Kelima, masalah pengangguran terdidik. Pengangguran terdidik terkait dengan


kualitas pendidikan tinggi. Banyaknya lulusan pendidikan tinggi yang tidak dapat
segera memasuki dunia kerja, apalagi menciptakan lapangan kerja sendiri,
merupakan permasalahan krusial dalam pendidikan tinggi di Indonesia. Berdasarkan
pengamatan penulis, pengangguran terdidik di Indonesia terus mengalami
peningkatan sejak beberapa tahun terakhir, sementara jumlah penganggur tidak
terdidik makin turun. Dengan melonjaknya jumlah pengangguran intelektual maka
tugas pemerintah untuk menciptakan lapangan kerja juga akan semakin susah.

Keenam, link and match antara pendidikan tinggi dan kebutuhan akan
sumberdaya manusia di lapangan kerja. Pendidikan tinggi bagai berjalan dengan
iramanya sendiri, sementara kondisi riil di lapangan kurang diperhatikan secara
matang. Akhirnya pendidikan tinggi tidak mampu menjadi faktor yang penting dalam
upaya peningkatan kesejahteraan masyarakat.

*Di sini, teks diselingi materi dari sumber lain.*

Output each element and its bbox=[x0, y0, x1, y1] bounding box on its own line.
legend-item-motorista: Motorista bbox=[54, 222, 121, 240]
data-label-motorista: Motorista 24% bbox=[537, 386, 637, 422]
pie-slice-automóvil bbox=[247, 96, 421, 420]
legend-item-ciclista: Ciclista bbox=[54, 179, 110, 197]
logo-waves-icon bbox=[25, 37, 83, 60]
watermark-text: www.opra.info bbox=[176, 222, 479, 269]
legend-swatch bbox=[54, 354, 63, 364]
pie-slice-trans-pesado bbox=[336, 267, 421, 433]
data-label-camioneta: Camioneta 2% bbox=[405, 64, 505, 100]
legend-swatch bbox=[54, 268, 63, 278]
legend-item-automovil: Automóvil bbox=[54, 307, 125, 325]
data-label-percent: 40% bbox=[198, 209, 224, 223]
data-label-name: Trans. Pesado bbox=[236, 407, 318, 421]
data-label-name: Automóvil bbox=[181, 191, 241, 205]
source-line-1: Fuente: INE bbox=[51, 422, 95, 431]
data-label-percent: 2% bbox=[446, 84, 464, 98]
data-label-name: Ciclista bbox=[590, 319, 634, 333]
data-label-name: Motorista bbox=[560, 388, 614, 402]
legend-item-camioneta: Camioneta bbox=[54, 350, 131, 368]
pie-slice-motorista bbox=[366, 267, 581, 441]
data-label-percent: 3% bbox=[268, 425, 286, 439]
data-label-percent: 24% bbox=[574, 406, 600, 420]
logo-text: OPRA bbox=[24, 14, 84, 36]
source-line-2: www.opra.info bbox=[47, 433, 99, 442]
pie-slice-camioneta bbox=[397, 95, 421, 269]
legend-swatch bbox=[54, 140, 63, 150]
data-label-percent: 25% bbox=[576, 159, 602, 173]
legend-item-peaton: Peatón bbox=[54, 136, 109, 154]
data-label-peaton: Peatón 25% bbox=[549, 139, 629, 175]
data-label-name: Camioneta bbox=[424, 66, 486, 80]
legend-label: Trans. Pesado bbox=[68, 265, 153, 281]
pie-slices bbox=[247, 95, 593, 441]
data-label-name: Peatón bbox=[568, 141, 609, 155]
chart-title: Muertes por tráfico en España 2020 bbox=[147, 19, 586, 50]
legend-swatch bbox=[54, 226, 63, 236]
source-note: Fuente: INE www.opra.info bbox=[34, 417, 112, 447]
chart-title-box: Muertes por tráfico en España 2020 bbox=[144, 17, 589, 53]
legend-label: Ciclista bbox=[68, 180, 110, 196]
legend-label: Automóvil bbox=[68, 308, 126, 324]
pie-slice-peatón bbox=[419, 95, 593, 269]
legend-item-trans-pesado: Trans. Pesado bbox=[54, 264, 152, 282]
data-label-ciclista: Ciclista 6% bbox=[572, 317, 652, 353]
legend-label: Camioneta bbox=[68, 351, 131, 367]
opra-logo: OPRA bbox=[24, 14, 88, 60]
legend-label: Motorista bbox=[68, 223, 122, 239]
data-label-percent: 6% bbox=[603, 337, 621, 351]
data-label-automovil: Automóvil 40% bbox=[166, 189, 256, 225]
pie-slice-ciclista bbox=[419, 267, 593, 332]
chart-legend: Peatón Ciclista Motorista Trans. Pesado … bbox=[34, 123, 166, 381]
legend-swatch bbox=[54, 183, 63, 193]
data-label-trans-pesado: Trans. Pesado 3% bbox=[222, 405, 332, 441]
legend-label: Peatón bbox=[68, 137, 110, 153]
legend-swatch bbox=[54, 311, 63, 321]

Pendidikan tinggi belum mampu
sepenuhnya melahirkan sumberdaya manusia yang layak diterima di lapangan kerja
yang ada, dan pendidikan tinggi juga belum mampu menghasilkan entrepreneur yang
memiliki keberanian dan kemandirian.

Upaya Menjawab Resistensi Masyarakat

Fenomena Sarjana Pengangguran ini menimbulkan pertanyaan, “jika parameter


kesuksesan pendidikan di perguruan tinggi tidak sejalan dengan kesuksesan
lulusanya di masyarakat, lantas perguruan tinggi mempersiapkan peserta didiknya
untuk apa? Bukankah perguruan tinggi mempersiapkan peserta didik untuk siap
sukses di masyarakat?

Tujuan penyelenggaraan pendidikan tinggi sebagai bagian yang tidak terpisahkan dari
penyelenggaraan pendidikan nasional, tidak dapat dilepaskan dari amanat pasal 31
ayat (3) UUD 1945 yang berbunyi: “Pemerintah mengusahakan dan
menyelenggarakan satu sistem pendidikan nasional, yang meningkatkan keimanan
dan ketakwaan serta akhlak mulia dalam rangka mencerdaskan kehidupan bangsa,
yang diatur dengan undang-undang”. Berdasarkan UU No. 20 tahun 2003 pasal 3
bahwa pendidikan nasional bertujuan untuk mengembangkan potensi peserta didik
agar menjadi manusia yang beriman dan bertaqwa, berakhlaq mulia, sehat, berilmu,
dan masih banyak lagi.

Dengan Undang-undang tersebut, tentu saja diharapkan bahwa perguruan tinggi


memiliki peran strategis dalam memajukan peradaban dan kesejahteraan masyarakat.
Selain itu, dengan adanya UU Pendidikan Tinggi, diharapkan sejumlah persoalan
yang menjadi kendala dalam mewujudkan pendidikan tinggi dapat terjawab.
Bagaimana kenyataannya? Apakah lulusan perguruan tinggi kita siap menghadapi
tantangan dunia kerja? Apakah sarjana kita siap beradaptasi dengan perkembangan
zaman? Apakah luaran perguruan tinggi sudah dibekali komptensi/keahlian hardskills
dan softskills yang memadai? Siapakah yang siap berwirausaha, mereka yang lulusan
sarjana atau orang tidak sarjana?

Untuk menjawab berbagai persoalan pendidikan tinggi ternyata tidak berlangsung


dengan mudah. Resistensi masyarakat terhadap penyelenggaraan pendidikan di
perguruan tinggi terkait fenomena sarjana penggangguran, dan memerlukan jawaban
dan kesungguhan dari seluruh kalangan pemangku kepentingan pendidikan tinggi
tinggi kita.

Penyelenggaraan pendidikan tinggi sebagai bagian yang tidak dapat dilepaskan dari
kebutuhan masyarakat. Tentu saja diharapkan bahwa dunia pendidikan tinggi dapat
menghadapi perkembangan globalisasi yang makin mengutamakan basis ilmu
pengetahuan dan peran strategis dalam memajukan peradaban dan kesejahteraan
masyarakat. Selain itu, Pendidikan Tinggi, diharapkan sejumlah persoalan yang
menjadi kendala dalam mewujudkan pendidikan tinggi dapat terjawab.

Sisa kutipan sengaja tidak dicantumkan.